- Developer(s): Strategy First
- Publisher(s): Virgin Interactive Entertainment
- Platform(s): MS-DOS, Windows
- Release: 1997

= Man of War (video game) =

1997 video game

Man of War is a 1997 real-time strategic naval combat video game developed by Strategy First and published by Virgin Interactive Entertainment for MS-DOS compatible operating systems and Microsoft Windows. A sequel, Man of War II: Chains of Command, was released in 1999.

== Plot and gameplay ==
Players complete naval battles through a series of historical scenarios. The games included a character creator, and a scenario editor.

"It was a turn-based game wherein you plotted your orders on a 2D map, then watched your turn play out in real-time 3D from the deck of a ship; while you could move about the ship and watch the action from different perspectives, you had no control during this real-time phase—you were only an observer."
— Scott Udell, CDMag

== Development ==
The game was developed by the small studio Strategy First (established in 1991), and would become one of its flagship series.
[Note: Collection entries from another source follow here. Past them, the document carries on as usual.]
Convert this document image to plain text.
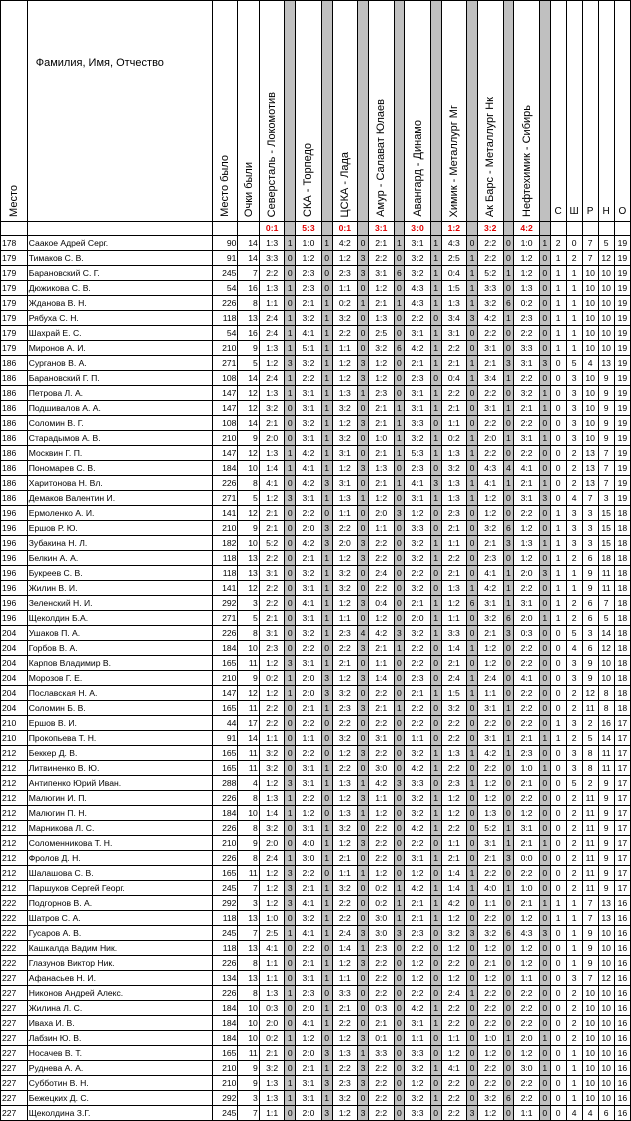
Место	Фамилия, Имя, Отчество	Место было	Очки были	Северсталь - Локомотив		СКА - Торпедо		ЦСКА - Лада		Амур - Салават Юлаев		Авангард - Динамо		Химик - Металлург Мг		Ак Барс - Металлург Нк		Нефтехимик - Сибирь		С	Ш	Р	Н	О
				0:1		5:3		0:1		3:1		3:0		1:2		3:2		4:2						
178	Саакое Адрей Серг.	90	14	1:3	1	1:0	1	4:2	0	2:1	1	3:1	1	4:3	0	2:2	0	1:0	1	2	0	7	5	19
179	Тимаков С. В.	91	14	3:3	0	1:2	0	1:2	3	2:2	0	3:2	1	2:5	1	2:2	0	1:2	0	1	2	7	12	19
179	Барановский С. Г.	245	7	2:2	0	2:3	0	2:3	3	3:1	6	3:2	1	0:4	1	5:2	1	1:2	0	1	1	10	10	19
179	Дюжикова С. В.	54	16	1:3	1	2:3	0	1:1	0	1:2	0	4:3	1	1:5	1	3:3	0	1:3	0	1	1	10	10	19
179	Жданова В. Н.	226	8	1:1	0	2:1	1	0:2	1	2:1	1	4:3	1	1:3	1	3:2	6	0:2	0	1	1	10	10	19
179	Рябуха С. Н.	118	13	2:4	1	3:2	1	3:2	0	1:3	0	2:2	0	3:4	3	4:2	1	2:3	0	1	1	10	10	19
179	Шахрай Е. С.	54	16	2:4	1	4:1	1	2:2	0	2:5	0	3:1	1	3:1	0	2:2	0	2:2	0	1	1	10	10	19
179	Миронов А. И.	210	9	1:3	1	5:1	1	1:1	0	3:2	6	4:2	1	2:2	0	3:1	0	3:3	0	1	1	10	10	19
186	Сурганов В. А.	271	5	1:2	3	3:2	1	1:2	3	1:2	0	2:1	1	2:1	1	2:1	3	3:1	3	0	5	4	13	19
186	Барановский Г. П.	108	14	2:4	1	2:2	1	1:2	3	1:2	0	2:3	0	0:4	1	3:4	1	2:2	0	0	3	10	9	19
186	Петрова Л. А.	147	12	1:3	1	3:1	1	1:3	1	2:3	0	3:1	1	2:2	0	2:2	0	3:2	1	0	3	10	9	19
186	Подшивалов А. А.	147	12	3:2	0	3:1	1	3:2	0	2:1	1	3:1	1	2:1	0	3:1	1	2:1	1	0	3	10	9	19
186	Соломин В. Г.	108	14	2:1	0	3:2	1	1:2	3	2:1	1	3:3	0	1:1	0	2:2	0	2:2	0	0	3	10	9	19
186	Старадымов А. В.	210	9	2:0	0	3:1	1	3:2	0	1:0	1	3:2	1	0:2	1	2:0	1	3:1	1	0	3	10	9	19
186	Москвин Г. П.	147	12	1:3	1	4:2	1	3:1	0	2:1	1	5:3	1	1:3	1	2:2	0	2:2	0	0	2	13	7	19
186	Пономарев С. В.	184	10	1:4	1	4:1	1	1:2	3	1:3	0	2:3	0	3:2	0	4:3	4	4:1	0	0	2	13	7	19
186	Харитонова Н. Вл.	226	8	4:1	0	4:2	3	3:1	0	2:1	1	4:1	3	1:3	1	4:1	1	2:1	1	0	2	13	7	19
186	Демаков Валентин И.	271	5	1:2	3	3:1	1	1:3	1	1:2	0	3:1	1	1:3	1	1:2	0	3:1	3	0	4	7	3	19
196	Ермоленко А. И.	141	12	2:1	0	2:2	0	1:1	0	2:0	3	1:2	0	2:3	0	1:2	0	2:2	0	1	3	3	15	18
196	Ершов Р. Ю.	210	9	2:1	0	2:0	3	2:2	0	1:1	0	3:3	0	2:1	0	3:2	6	1:2	0	1	3	3	15	18
196	Зубакина Н. Л.	182	10	5:2	0	4:2	3	2:0	3	2:2	0	3:2	1	1:1	0	2:1	3	1:3	1	1	3	3	15	18
196	Белкин А. А.	118	13	2:2	0	2:1	1	1:2	3	2:2	0	3:2	1	2:2	0	2:3	0	1:2	0	1	2	6	18	18
196	Букреев С. В.	118	13	3:1	0	3:2	1	3:2	0	2:4	0	2:2	0	2:1	0	4:1	1	2:0	3	1	1	9	11	18
196	Жилин В. И.	141	12	2:2	0	3:1	1	3:2	0	2:2	0	3:2	0	1:3	1	4:2	1	2:2	0	1	1	9	11	18
196	Зеленский Н. И.	292	3	2:2	0	4:1	1	1:2	3	0:4	0	2:1	1	1:2	6	3:1	1	3:1	0	1	2	6	7	18
196	Щеколдин Б.А.	271	5	2:1	0	3:1	1	1:1	0	1:2	0	2:0	1	1:1	0	3:2	6	2:0	1	1	2	6	5	18
204	Ушаков П. А.	226	8	3:1	0	3:2	1	2:3	4	4:2	3	3:2	1	3:3	0	2:1	3	0:3	0	0	5	3	14	18
204	Горбов В. А.	184	10	2:3	0	2:2	0	2:2	3	2:1	1	2:2	0	1:4	1	1:2	0	2:2	0	0	4	6	12	18
204	Карпов Владимир В.	165	11	1:2	3	3:1	1	2:1	0	1:1	0	2:2	0	2:1	0	1:2	0	2:2	0	0	3	9	10	18
204	Морозов Г. Е.	210	9	0:2	1	2:0	3	1:2	3	1:4	0	2:3	0	2:4	1	2:4	0	4:1	0	0	3	9	10	18
204	Пославская Н. А.	147	12	1:2	1	2:0	3	3:2	0	2:2	0	2:1	1	1:5	1	1:1	0	2:2	0	0	2	12	8	18
204	Соломин Б. В.	165	11	2:2	0	2:1	1	2:3	3	2:1	1	2:2	0	3:2	0	3:1	1	2:2	0	0	2	11	8	18
210	Ершов В. И.	44	17	2:2	0	2:2	0	2:2	0	2:2	0	2:2	0	2:2	0	2:2	0	2:2	0	1	3	2	16	17
210	Прокопьева Т. Н.	91	14	1:1	0	1:1	0	3:2	0	3:1	0	1:1	0	2:2	0	3:1	1	2:1	1	1	2	5	14	17
212	Беккер Д. В.	165	11	3:2	0	2:2	0	1:2	3	2:2	0	3:2	1	1:3	1	4:2	1	2:3	0	0	3	8	11	17
212	Литвиненко В. Ю.	165	11	3:2	0	3:1	1	2:2	0	3:0	0	4:2	1	2:2	0	2:2	0	1:0	1	0	3	8	11	17
212	Антипенко Юрий Иван.	288	4	1:2	3	3:1	1	1:3	1	4:2	3	3:3	0	2:3	1	1:2	0	2:1	0	0	5	2	9	17
212	Малюгин И. П.	226	8	1:3	1	2:2	0	1:2	3	1:1	0	3:2	1	1:2	0	1:2	0	2:2	0	0	2	11	9	17
212	Малюгин П. Н.	184	10	1:4	1	1:2	0	1:3	1	1:2	0	3:2	1	1:2	0	1:3	0	1:2	0	0	2	11	9	17
212	Марникова Л. С.	226	8	3:2	0	3:1	1	3:2	0	2:2	0	4:2	1	2:2	0	5:2	1	3:1	0	0	2	11	9	17
212	Соломенникова Т. Н.	210	9	2:0	0	4:0	1	1:2	3	2:2	0	2:2	0	1:1	0	3:1	1	2:1	1	0	2	11	9	17
212	Фролов Д. Н.	226	8	2:4	1	3:0	1	2:1	0	2:2	0	3:1	1	2:1	0	2:1	3	0:0	0	0	2	11	9	17
212	Шалашова С. В.	165	11	1:2	3	2:2	0	1:1	1	1:2	0	1:2	0	1:4	1	2:2	0	2:2	0	0	2	11	9	17
212	Паршуков Сергей Георг.	245	7	1:2	3	2:1	1	3:2	0	0:2	1	4:2	1	1:4	1	4:0	1	1:0	0	0	2	11	9	17
222	Подгорнов В. А.	292	3	1:2	3	4:1	1	2:2	0	0:2	1	2:1	1	4:2	0	1:1	0	2:1	1	1	1	7	13	16
222	Шатров С. А.	118	13	1:0	0	3:2	1	2:2	0	3:0	1	2:1	1	1:2	0	2:2	0	1:2	0	1	1	7	13	16
222	Гусаров А. В.	245	7	2:5	1	4:1	1	2:4	3	3:0	3	2:3	0	3:2	3	3:2	6	4:3	3	0	1	9	10	16
222	Кашкалда Вадим Ник.	118	13	4:1	0	2:2	0	1:4	1	2:3	0	2:2	0	1:2	0	1:2	0	1:2	0	0	1	9	10	16
222	Глазунов Виктор Ник.	226	8	1:1	0	2:1	1	1:2	3	2:2	0	1:2	0	2:2	0	2:1	0	1:2	0	0	1	9	10	16
227	Афанасьев Н. И.	134	13	1:1	0	3:1	1	1:1	0	2:2	0	1:2	0	1:2	0	1:2	0	1:1	0	0	3	7	12	16
227	Никонов Андрей Алекс.	226	8	1:3	1	2:3	0	3:3	0	2:2	0	2:2	0	2:4	1	2:2	0	2:2	0	0	2	10	10	16
227	Жилина Л. С.	184	10	0:3	0	2:0	1	2:1	0	0:3	0	4:2	1	2:2	0	2:2	0	2:2	0	0	2	10	10	16
227	Иваха И. В.	184	10	2:0	0	4:1	1	2:2	0	2:1	0	3:1	1	2:2	0	2:2	0	2:2	0	0	2	10	10	16
227	Лабзин Ю. В.	184	10	0:2	1	1:2	0	1:2	3	0:1	0	1:1	0	1:1	0	1:0	1	2:0	1	0	2	10	10	16
227	Носачев В. Т.	165	11	2:1	0	2:0	3	1:3	1	3:3	0	3:3	0	1:2	0	1:2	0	1:2	0	0	1	10	10	16
227	Руднева А. А.	210	9	3:2	0	2:1	1	2:2	3	2:2	0	3:2	1	4:1	0	2:2	0	3:0	1	0	1	10	10	16
227	Субботин В. Н.	210	9	1:3	1	3:1	3	2:3	3	2:2	0	1:2	0	2:2	0	2:2	0	2:2	0	0	1	10	10	16
227	Бежецких Д. С.	292	3	1:3	1	3:1	1	3:2	0	2:2	0	3:2	1	2:2	0	3:2	6	2:2	0	0	1	10	10	16
227	Щеколдина З.Г.	245	7	1:1	0	2:0	3	1:2	3	2:2	0	3:3	0	2:2	3	1:2	0	1:1	0	0	4	4	6	16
Man of War was released December 31, 1997, while the sequel was released December 31, 1999. On June 17, 1997, Virgin Interactive signed a distribution agreement with Strategy First for North and South America; as part of the deal Virgin Interactive would also distribute two additional titles from Strategy First.

==Reception==
CD Mag felt the game took players to places they had never been before, though described it as a "pretty straightforward classic wargame with a new-fangled wrapper". Game Revolution said that while the game sounds good on paper it falls flat in its execution. The game sold 30,000 copies by April 1999.

== Legacy ==
Man of War II was released in North America in 1999 by GT Interactive.